Here’s the problem.  Math has changed.  A LOT!  I learned math a completely different way than my son is learning math.  I was good at math.   It came very naturally to me.  It clicked.  I often see things in terms of numbers, and when someone needs to know what 24% of something is, I can blurt it out with limited effort.  But my son can’t, and it doesn’t click for him, and he gets really frustrated, and truthfully, I don’t really care if he is the best in math.  I just don’t want him to struggle…for anything…in anything…and all I want to do is help him.

So I went to Google.  I googled “part part whole mat” because what the eff is that?  Well, as it turns out, it’s pretty simple, and after watching 3 YouTube videos, I kind of sort of understand it.  In college, I took 12 hours of Statistics, 3 hours of Calculus, 3 hours of Trig…all upper level math classes, and I made A’s.  But I had to go to YouTube to figure out how to help my son with his first grade math. 

We worked on the whole part part mat, and I taught him how to use his number line to help him with his addition and subtraction, and when he left the table, he was smiling…a big partly toothless grin, and I felt triumphant.  I ran into my husband’s office.  We high fived.  I danced a little jig around his desk, and we all celebrated because I saw that look on my son’s face.  That “ah ha” moment.  The light bulb illuminated.

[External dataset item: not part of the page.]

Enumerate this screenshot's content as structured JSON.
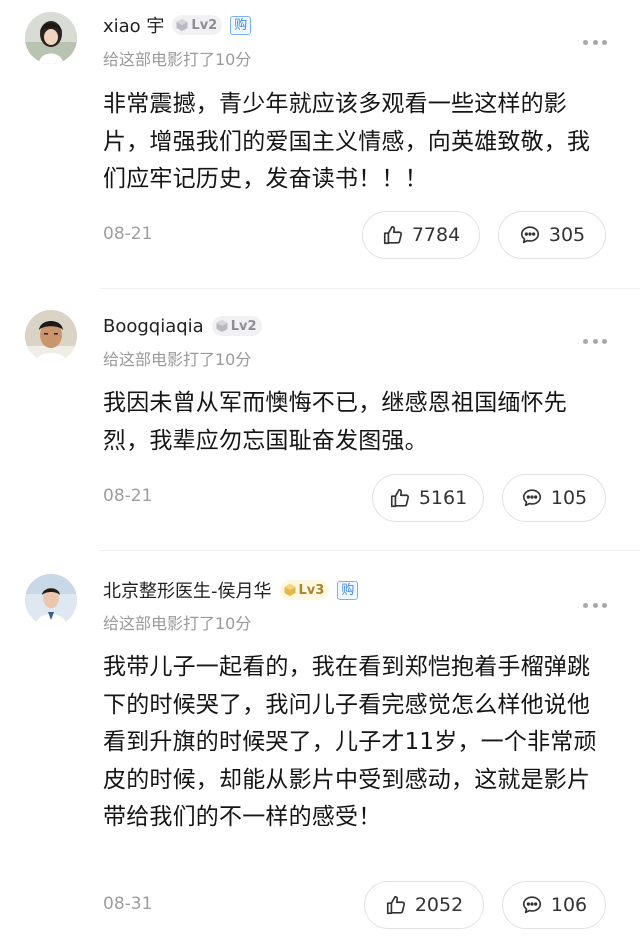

Today when he came home from school, I couldn’t wait to ask him about math and how it went, but I waited until we made it home so that my husband and I could both bask in the joy of my son’s excitement. “Hey, how was math today?”

He looked down.  No partially toothless grin like I expected.  And then he said, “My number line at school only goes to 20.”  Our number line at home goes to 30.  (the number line his teacher gave me to help him understand math). The thing that gave him the light bulb. What the @#$%^$#@!! 

 

I immediately sent my son upstairs and then began a complete temper tantrum where I used a lot of grown up language but still stomped my feet and folded my arms and said things like, “He needs a new teacher. She’s clearly trying to sabotage him.” And my husband said, “Dude,” (yes, he calls me “dude”) “you need to take it easy.” Which prompted me to storm out of his office, go to my closet, and call my best friend who is an elementary school principal and sort of my hero.

I told her the situation, adding some colorful insights/language, and she listened for a really long time, and then she said, “Are you done being an asshole for a minute?” And I said, “Yes.” And she talked me off the ledge. She told me that my son’s teacher is not a terrible teacher and that she’s only using the tools that she’s given. She then went into a 20 minute long lesson on math and the way kids learn, etc., and I listened to every word. (She reads this, so I have to say that.)

What I took away from her lesson is this: I don’t understand the way my son’s teacher teaches him, and because it’s different than the way I learned it, I’m terrified to teach him “my way”. And I don’t think I’m alone.

We don’t get text books anymore like our parents did. When I had homework that my parents didn’t understand (and they had their moments of confusion, too), my dad would take my text book into the other room for thirty minutes and then come back in completely able to help me. We are lucky in so many ways with technology, but sometimes, I don’t want to have to Google or YouTube. Because even with that, it may be wrong. I need to know how to use the tools that he is given, and I don’t think our teachers understand that we don’t know these things. I want a lesson. I want my teacher to teach me to teach my kid. We aren’t given any sort of “how to’s”, and then we send our kids to school wondering if they’re supposed to follow their teacher’s rules or ours, and we wonder why they can’t get it. I think I could benefit from a lesson in first grade math, a serious, sit down at the tiny desk with my No. 2 pencil and learn the way my kid is being taught. Because at the end of the day, the answer is, “no.” I am not smarter than a first grader. And that’s ok.

I have a conference in 30 minutes where I’m going to figure this all out. I’ll post a video on YouTube for the rest of you. Also, I’m going to get to the bottom of the discrepancy in number lines because that’s just bullsh*t.